Body care and hair care are on offer, as well. All the treatments use Biologique Recherche’s products, which are billed to have a high level of concentration of plant, biomarine or biological extracts; no synthetic fragrances; high-quality active ingredients, and are made with a cold manufacturing processes.

The Biologique Recherche acquisition comes after a spate of skin-care purchases already this year. This month, for instance, Drunk Elephant was sold to Shiseido for $845 million. In July, U.K. brand Aurelia Probiotic Skincare was acquired by Health & Happiness, the Hong Kong-based wellness group that owns French nutrition brand Biostime and Australian vitamins and supplements brand Swisse.

In June, Unilever purchased luxury skin-care brand Tatcha for an estimated $500 million.

The start of 2019 saw a flurry of skin-care buys as well. Beauty group L’Occitane International SA acquired British premium skin-care and wellness brand Elemis in January for $900 million. In the same month, private equity firm Gryphon Investors took over the Roc skin-care brand from Johnson & Johnson Consumer.

Skin care eclipsed makeup and fragrance as the fastest-growing beauty category starting in 2017. According to market research provider Euromonitor International, skin-care sales worldwide at constant-currency exchange clocked 7.5 percent gains versus color cosmetics and fragrance, with revenue growth of 5.5 percent each. Between 2018 and 2019, those categories registered rises of 6.8 percent, 5.9 percent and 5.8 percent, respectively.
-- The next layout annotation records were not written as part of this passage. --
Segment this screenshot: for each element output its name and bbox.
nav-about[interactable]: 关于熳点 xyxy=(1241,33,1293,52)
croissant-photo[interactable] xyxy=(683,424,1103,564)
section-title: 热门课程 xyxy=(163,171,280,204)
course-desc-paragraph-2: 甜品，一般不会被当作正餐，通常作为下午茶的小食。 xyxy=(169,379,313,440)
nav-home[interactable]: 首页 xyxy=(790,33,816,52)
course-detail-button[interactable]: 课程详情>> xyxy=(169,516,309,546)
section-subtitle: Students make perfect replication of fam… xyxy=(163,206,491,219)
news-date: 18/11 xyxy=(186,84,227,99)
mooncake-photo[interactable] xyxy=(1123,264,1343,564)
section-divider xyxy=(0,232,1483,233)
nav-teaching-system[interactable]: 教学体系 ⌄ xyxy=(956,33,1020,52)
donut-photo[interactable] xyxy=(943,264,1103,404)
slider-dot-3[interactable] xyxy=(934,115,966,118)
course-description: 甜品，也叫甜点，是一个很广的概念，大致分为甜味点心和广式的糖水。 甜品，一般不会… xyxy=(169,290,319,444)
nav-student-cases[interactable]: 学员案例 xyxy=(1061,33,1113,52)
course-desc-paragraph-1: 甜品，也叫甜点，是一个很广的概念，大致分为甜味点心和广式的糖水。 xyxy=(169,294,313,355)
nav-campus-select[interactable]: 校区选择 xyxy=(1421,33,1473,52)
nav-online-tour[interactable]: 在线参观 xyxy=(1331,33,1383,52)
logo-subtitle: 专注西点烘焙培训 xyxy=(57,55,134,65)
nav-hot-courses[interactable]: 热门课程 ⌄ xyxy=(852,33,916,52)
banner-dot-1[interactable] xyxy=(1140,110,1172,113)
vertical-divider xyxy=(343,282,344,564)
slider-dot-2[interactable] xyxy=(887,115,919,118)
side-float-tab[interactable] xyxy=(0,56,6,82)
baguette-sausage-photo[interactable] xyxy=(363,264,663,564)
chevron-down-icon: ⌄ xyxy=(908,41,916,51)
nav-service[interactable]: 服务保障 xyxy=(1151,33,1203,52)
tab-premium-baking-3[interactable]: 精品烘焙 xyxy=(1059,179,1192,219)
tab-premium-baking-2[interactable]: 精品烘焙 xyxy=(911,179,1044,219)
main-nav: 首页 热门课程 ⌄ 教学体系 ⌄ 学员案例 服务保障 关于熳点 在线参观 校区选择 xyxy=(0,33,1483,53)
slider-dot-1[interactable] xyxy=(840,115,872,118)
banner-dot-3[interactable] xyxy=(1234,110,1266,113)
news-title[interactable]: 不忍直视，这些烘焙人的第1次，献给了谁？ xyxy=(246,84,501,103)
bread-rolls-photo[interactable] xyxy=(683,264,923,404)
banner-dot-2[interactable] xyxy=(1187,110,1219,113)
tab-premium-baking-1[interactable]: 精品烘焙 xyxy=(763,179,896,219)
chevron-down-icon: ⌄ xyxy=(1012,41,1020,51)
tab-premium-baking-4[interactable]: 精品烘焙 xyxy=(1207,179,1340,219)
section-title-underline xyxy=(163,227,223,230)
“In current terms, value growth was the strongest for over a decade. Even in real terms — excluding inflation — 2018 still stands out as a strong year for the industry, reaching highs not seen since 2015, despite Western Europe’s flat performance,” Euromonitor beauty industry manager Hannah Symons wrote in a report titled “World Market for Beauty and Personal Care.”

“The robust results largely reflected Latin America’s sustained resurgence, following economic crisis, as well as Asia-Pacific’s continued strong growth,” she continued.

Symons noted the shift toward trading up and premiumization continues in the beauty and personal-care category. “However, changes in the perceptions of premium attributes are allowing the mass segment to narrow the gap by offering high-quality solutions and value-added characteristics, such as health and ethical claims,” she continued.